43. BÖLÜM |EVET|

159 11 75
                                    

1 AY SONRA...

"Ahenk nerede!?" Yasemin'in endişeli bağırışıyla gözlerimi devirip üzerimde ki gelinliği düzeltmeye çalıştım.

Bu kısa zamanda bir kaç kilo aldığım için gelinlik biraz rahatsız ediyordu, giyerken epey zorlandığım bir gerçekti. Düğünümüz lüks bir oteldeydi, bu fikri hiç mi hiç sevmesem de maalesef ki basın da düğünümüzde olacaktı.

Akel'in acele etmesiyle hemen dekorasyon işlemleri başlamış bir ay içinde her şey tamamlanmıştı ve ben şuan gelinliğin içinde dünya evine girecek bir kadın olarak aynaya bakıyordum.

Saçlarım çok az olsada uzamıştı ama yine peruk takacaktım, gazetelerin ilk sayfasında kendimi öyle görmek istemiyordum. Her şeyim hazırdı makyajım, giyeceğim ayakkabılar. Yasemin artık dayanamıyor olacak ki kapıya abanıp açtı.

"Yeter be, herkes seni bekliyor-" cümlesine devam edemeden yeşil gözleri beni buldu. Yavaşça baştan aşağıya beni incelerken şişkin karnını okşuyor gözlerinden düşen yaşlara aldırmadan gülümsüyordu.

İyice baktı her yerime, daha sonra gözlerini kapatıp alaycıl bir şekilde güldü. "Benim kadar güzel değilsin tabi ki" dedi.

Bende gülmeye başladım, ağladığı için rimeli aksada bunu umursamadı ve gözlerini silip koşar adım yanıma geldi. Gözlerim dolmaya başladığı için kollarımı ona doladım.

"Benim deli kızım evleniyor..." Dedi kısık bir sesle. Bir kahkaha atıp karnına dikkat ederek ona sarılmayı sürdürdüm. O sırada annemin sesini duydum.

"Bırak kızımı artık, herkes bizi bekliyor"

Yasemin istemeye istemeye ayrıldı, "Umarım çok mutlu olursun Ahenk" dedi gülümseyerek. Aynı şekilde karşılık verdim. Heyecandan elim ayağım titrediği için derin bir nefes alıp topuklu ayakkabımla bir adım öne attım.

Sonunda o gün gelmişti, karnımı ağrıtan heyecanlımla gelin odasından çıktım.
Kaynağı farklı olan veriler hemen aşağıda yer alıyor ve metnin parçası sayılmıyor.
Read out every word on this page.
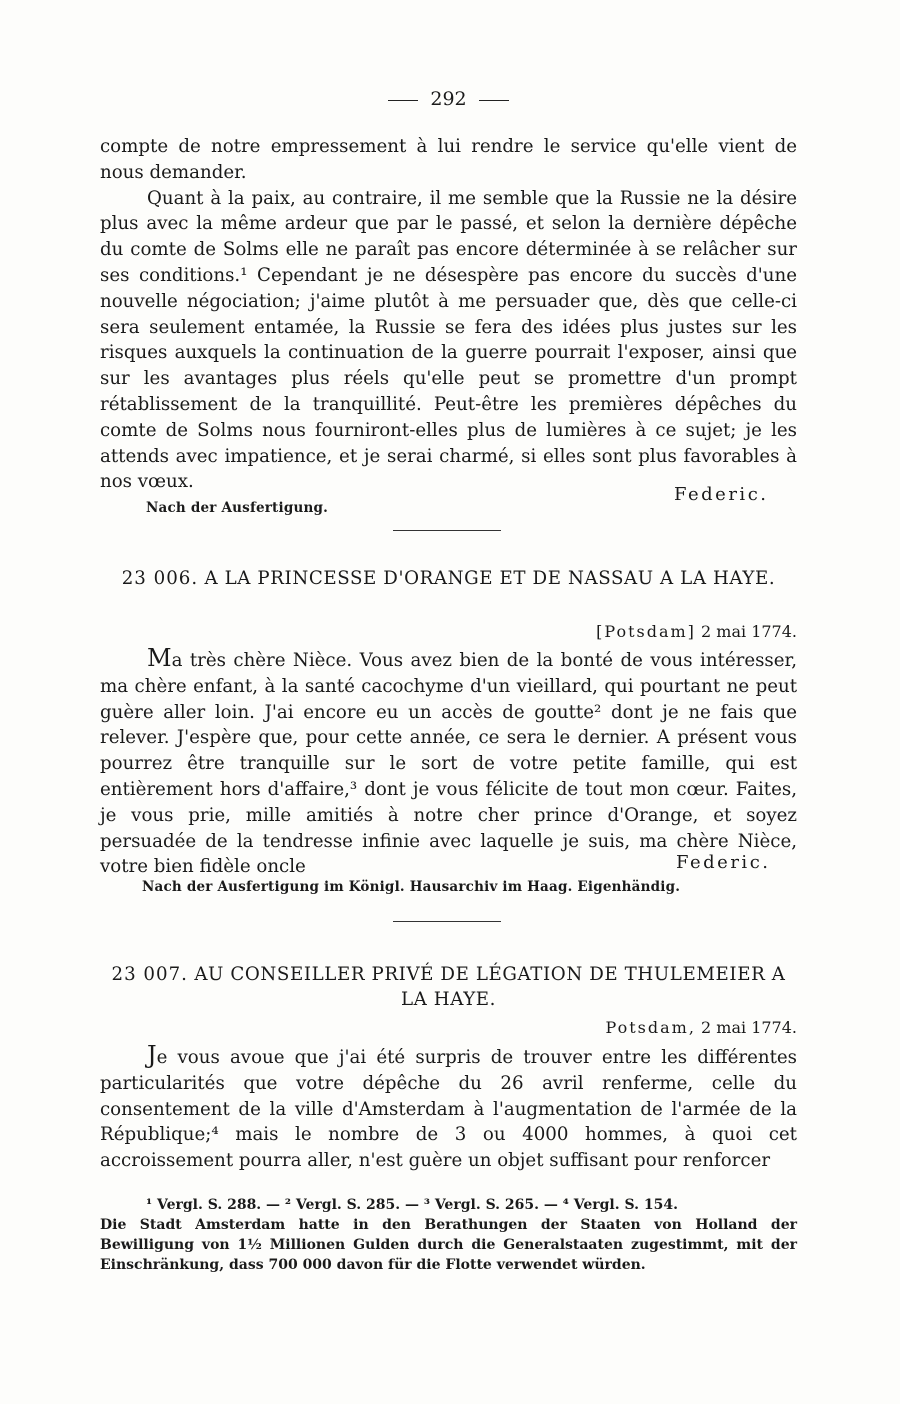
292

compte de notre empressement à lui rendre le service qu'elle vient de nous demander.

Quant à la paix, au contraire, il me semble que la Russie ne la désire plus avec la même ardeur que par le passé, et selon la dernière dépêche du comte de Solms elle ne paraît pas encore déterminée à se relâcher sur ses conditions.¹ Cependant je ne désespère pas encore du succès d'une nouvelle négociation; j'aime plutôt à me persuader que, dès que celle-ci sera seulement entamée, la Russie se fera des idées plus justes sur les risques auxquels la continuation de la guerre pourrait l'exposer, ainsi que sur les avantages plus réels qu'elle peut se promettre d'un prompt rétablissement de la tranquillité. Peut-être les premières dépêches du comte de Solms nous fourniront-elles plus de lumières à ce sujet; je les attends avec impatience, et je serai charmé, si elles sont plus favorables à nos vœux.

Nach der Ausfertigung.
Federic.
23 006. A LA PRINCESSE D'ORANGE ET DE NASSAU A LA HAYE.
[Potsdam] 2 mai 1774.

Ma très chère Nièce. Vous avez bien de la bonté de vous intéresser, ma chère enfant, à la santé cacochyme d'un vieillard, qui pourtant ne peut guère aller loin. J'ai encore eu un accès de goutte² dont je ne fais que relever. J'espère que, pour cette année, ce sera le dernier. A présent vous pourrez être tranquille sur le sort de votre petite famille, qui est entièrement hors d'affaire,³ dont je vous félicite de tout mon cœur. Faites, je vous prie, mille amitiés à notre cher prince d'Orange, et soyez persuadée de la tendresse infinie avec laquelle je suis, ma chère Nièce, votre bien fidèle oncle	Federic.
Nach der Ausfertigung im Königl. Hausarchiv im Haag. Eigenhändig.
23 007. AU CONSEILLER PRIVÉ DE LÉGATION DE THULEMEIER A LA HAYE.
Potsdam, 2 mai 1774.

Je vous avoue que j'ai été surpris de trouver entre les différentes particularités que votre dépêche du 26 avril renferme, celle du consentement de la ville d'Amsterdam à l'augmentation de l'armée de la République;⁴ mais le nombre de 3 ou 4000 hommes, à quoi cet accroissement pourra aller, n'est guère un objet suffisant pour renforcer

¹ Vergl. S. 288. — ² Vergl. S. 285. — ³ Vergl. S. 265. — ⁴ Vergl. S. 154.

Die Stadt Amsterdam hatte in den Berathungen der Staaten von Holland der Bewilligung von 1½ Millionen Gulden durch die Generalstaaten zugestimmt, mit der Einschränkung, dass 700 000 davon für die Flotte verwendet würden.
Kızlar hemen başıma peruğumu taktılar.

Kendinden emin olmasına özen gösterdiğim adımlarla yürürken yavaşça salona yaklaşıyordum.

Hafif bir müzikle beraber birbirine tokuşturulan bardakların sesiyle salona girdim. Anında sesler kesildi. Bir dakika sonra yüzümde patlayan flaşlar ve hakkımda konuşulan fısıltılarla onu gördüm.

Boran ile konuşuyordu ama ben salona girince kafasını çevirmişti. İlk önce yıldız gözleri büyüdü daha sonra pembe dudakları aralandı.

Öylece bana bakarken elinde duran şampanya bardağını kafasına dikti, yutkundu. Üzerinde tamamen siyah olan bir takım elbise vardı ve fit vücudunu kesinlikle mükemmel gösteriyordu.

Ona yiyecek gibi baktığımdan emindim, o kadar yakışıklı görünüyordu ki...

Turnayı gözünden vurdun diyebilir miyiz Ahenk?

Boğazımı temizleyip gelinliğin eteklerini tuttum ve ona doğru yürümeye başladım. Oysa o hala büyük bir şokla bana bakıyor iki de bir baştan aşağıya beni süzüyordu.

Gülümsedim, bir kaç dakika sonra kocam olacak adama gülümsedim.

Gülümsemem onu daha çok etkilemiş olacak ki titreyen elini kalbine götürdü ve bastırdı.

Bana 'Sen neler yapıyorsun?' der gibi bakıyordu. Ben ise saklamaya çalıştığım heyecanlımla başım dik bir şekilde ona yürüyordum.

Ona 'Bak hep sana doğru yürüyeceğim ' der gibi yürüyordum.

Bunu anladı, bunu anladı ve daha fazla heyecanlandı. Sonunda karşısında durdum. Topuklu ayakkabı olmasına rağmen bana başını eğerek bakıyordu.